There are three kinds of reverse mortgages: single purpose reverse mortgages – offered by some state and local government agencies, as well as non-profits; proprietary reverse mortgages – private loans; and federally-insured reverse mortgages, also known as Home Equity Conversion Mortgages (HECMs). The money you get usually is not taxable, and it generally won’t affect your Social Security or Medicare benefits. When the last surviving borrower dies, sells the home, or no longer lives in the home as a principal residence, the loan has to be repaid. In certain situations, a non-borrowing spouse may be able to remain in the home.
Here are some things to consider about reverse mortgages:
- There are fees and other costs. Reverse mortgage lenders generally charge an origination fee and other closing costs, as well as servicing fees over the life of the mortgage. Some also charge mortgage insurance premiums (for federally-insured HECMs).
- You owe more over time. As you get money through your reverse mortgage, interest is added onto the balance you owe each month. That means the amount you owe grows as the interest on your loan adds up over time.
- Interest rates may change over time. Most reverse mortgages have variable rates, which are tied to a financial index and change with the market. Variable rate loans tend to give you more options on how you get your money through the reverse mortgage. Some reverse mortgages – mostly HECMs – offer fixed rates, but they tend to require you to take your loan as a lump sum at closing. Often, the total amount you can borrow is less than you could get with a variable rate loan.
- Interest is not tax deductible each year. Interest on reverse mortgages is not deductible on income tax returns – until the loan is paid off, either partially or in full.
- You have to pay other costs related to your home. In a reverse mortgage, you keep the title to your home. That means you are responsible for property taxes, insurance, utilities, fuel, maintenance, and other expenses. And, if you don’t pay your property taxes, keep homeowner’s insurance, or maintain your home, the lender might require you to repay your loan. A financial assessment is required when you apply for the mortgage. As a result, your lender may require a “set-aside” amount to pay your taxes and insurance during the loan. The “set-aside” reduces the amount of funds you can get in payments. You are still responsible for maintaining your home.

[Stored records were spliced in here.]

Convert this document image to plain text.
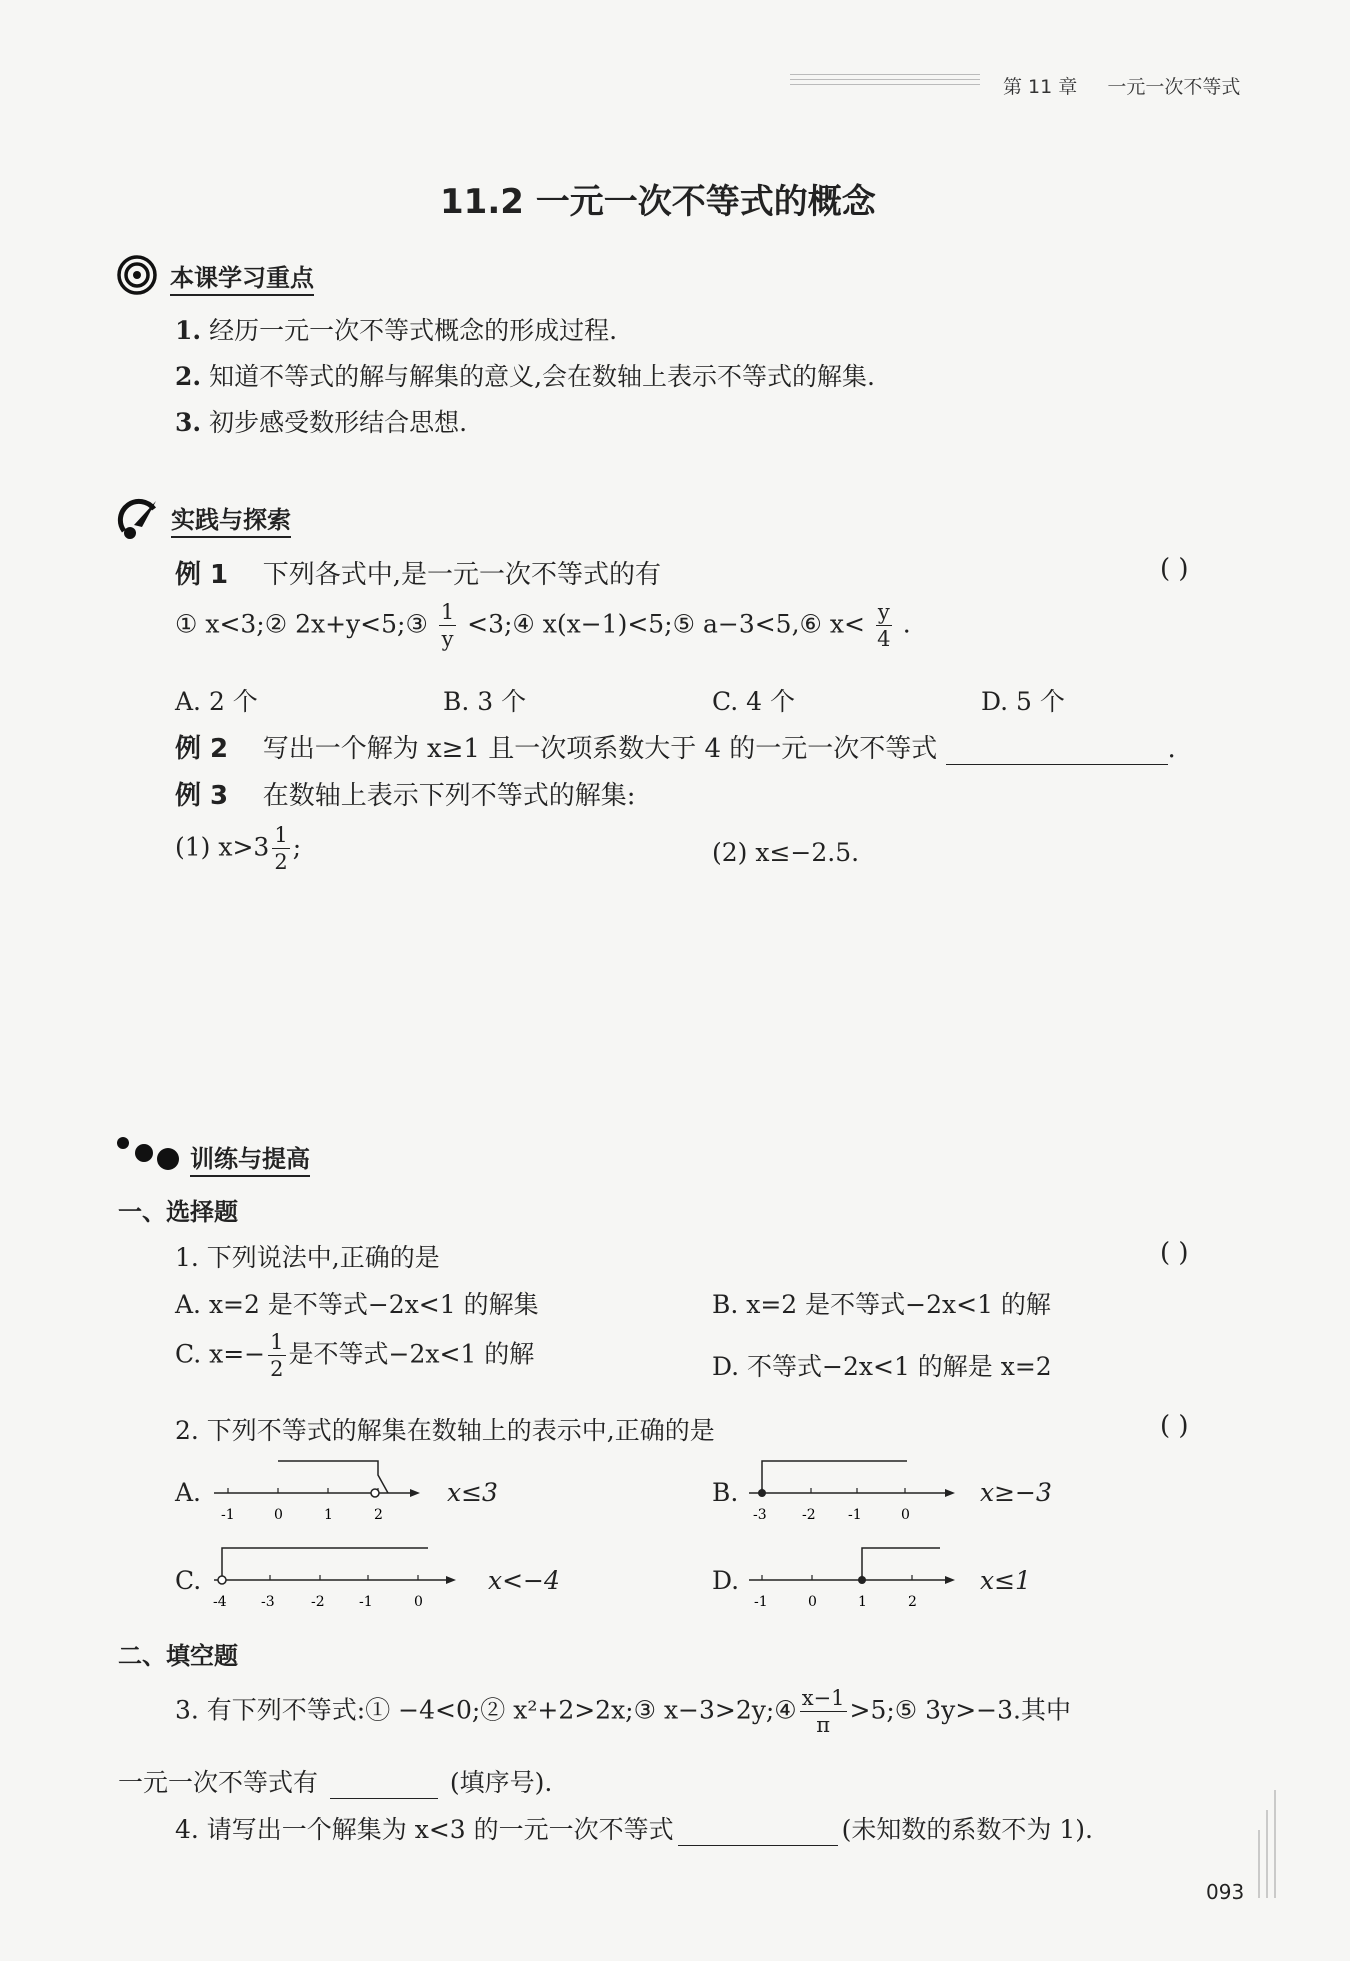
第 11 章 一元一次不等式
11.2 一元一次不等式的概念
本课学习重点
1. 经历一元一次不等式概念的形成过程.
2. 知道不等式的解与解集的意义,会在数轴上表示不等式的解集.
3. 初步感受数形结合思想.
实践与探索
例 1 下列各式中,是一元一次不等式的有	( )
① x<3;② 2x+y<5;③ $\frac{1}{y}$ <3;④ x(x−1)<5;⑤ a−3<5,⑥ $x< \frac{y}{4}$ .
A. 2 个	B. 3 个	C. 4 个	D. 5 个
例 2 写出一个解为 x≥1 且一次项系数大于 4 的一元一次不等式	.
例 3 在数轴上表示下列不等式的解集:
(1) $x>3 \frac{1}{2}$ ;	(2) x≤−2.5.
训练与提高
一、选择题
1. 下列说法中,正确的是	( )
A. x=2 是不等式−2x<1 的解集	B. x=2 是不等式−2x<1 的解
C. $x=- \frac{1}{2}$ 是不等式−2x<1 的解	D. 不等式−2x<1 的解是 x=2
2. 下列不等式的解集在数轴上的表示中,正确的是	( )
A.
-1	0	1	2
x≤3	B.
-3	-2 -1	0
x≥−3
C.
-4 -3	-2 -1	0
x<−4	D.
-1	0	1	2
x≤1
二、填空题
3. 有下列不等式:① −4<0;② x²+2>2x;③ x−3>2y;④ $\frac{x-1}{\pi}$ >5;⑤ 3y>−3.其中
一元一次不等式有	(填序号).
4. 请写出一个解集为 x<3 的一元一次不等式	(未知数的系数不为 1).
093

- What happens to your spouse? With HECM loans, if you signed the loan paperwork and your spouse didn’t, in certain situations, your spouse may continue to live in the home even after you die if he or she pays taxes and insurance, and continues to maintain the property. But your spouse will stop getting money from the HECM, since he or she wasn’t part of the loan agreement.
- What can you leave to your heirs? Reverse mortgages can use up the equity in your home, which means fewer assets for you and your heirs. Most reverse mortgages have something called a “non-recourse” clause and this is for the borrower’s protection. This means that you, or your estate, can’t owe more than the value of your home when the loan becomes due and the home is sold. With a HECM, generally, if you or your heirs want to pay off the loan and keep the home rather than sell it, you would not have to pay more than the appraised value of the home.

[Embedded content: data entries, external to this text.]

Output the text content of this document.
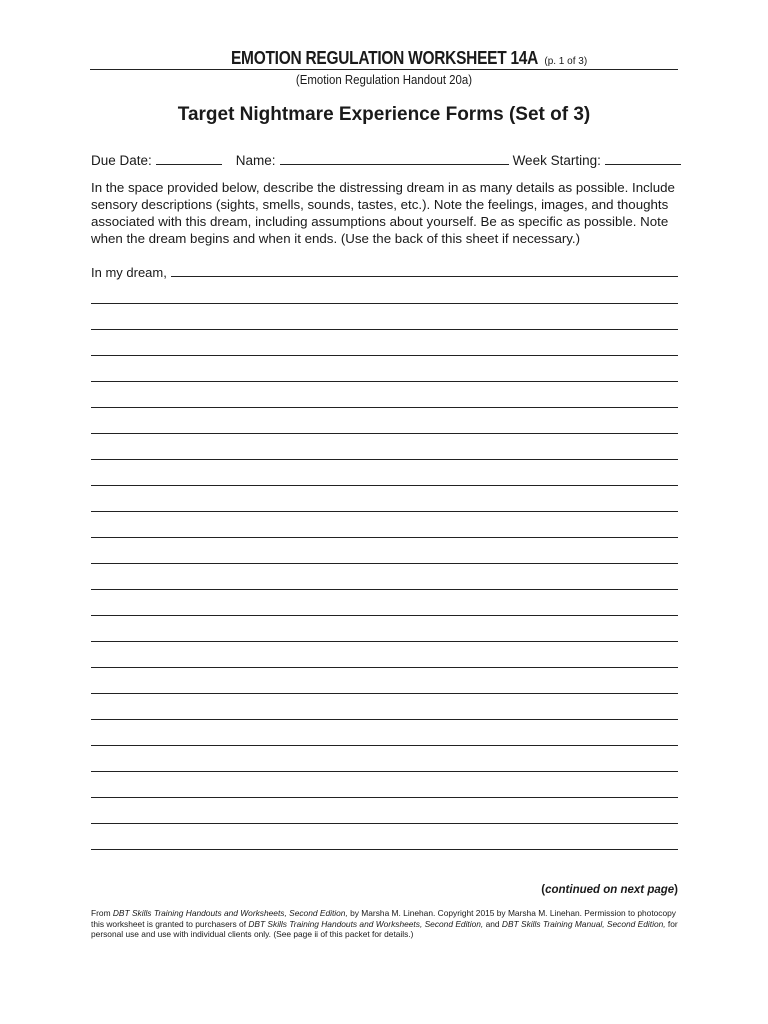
EMOTION REGULATION WORKSHEET 14A (p. 1 of 3)
(Emotion Regulation Handout 20a)
Target Nightmare Experience Forms (Set of 3)
Due Date:	Name:	Week Starting:
In the space provided below, describe the distressing dream in as many details as possible. Include sensory descriptions (sights, smells, sounds, tastes, etc.). Note the feelings, images, and thoughts associated with this dream, including assumptions about yourself. Be as specific as possible. Note when the dream begins and when it ends. (Use the back of this sheet if necessary.)
In my dream,
(continued on next page)
From DBT Skills Training Handouts and Worksheets, Second Edition, by Marsha M. Linehan. Copyright 2015 by Marsha M. Linehan. Permission to photocopy this worksheet is granted to purchasers of DBT Skills Training Handouts and Worksheets, Second Edition, and DBT Skills Training Manual, Second Edition, for personal use and use with individual clients only. (See page ii of this packet for details.)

Although rules and regulations for the reverse mortgage loan program may seem stringent to some, they are designed with the borrower’s best interests in mind and are truly beneficial to you as a borrower. These regulations and rules are meant to encourage borrowers to use this great financial tool as part of an intelligent retirement planning strategy, which in turn solidifies the overall strength of the reverse mortgage loan product.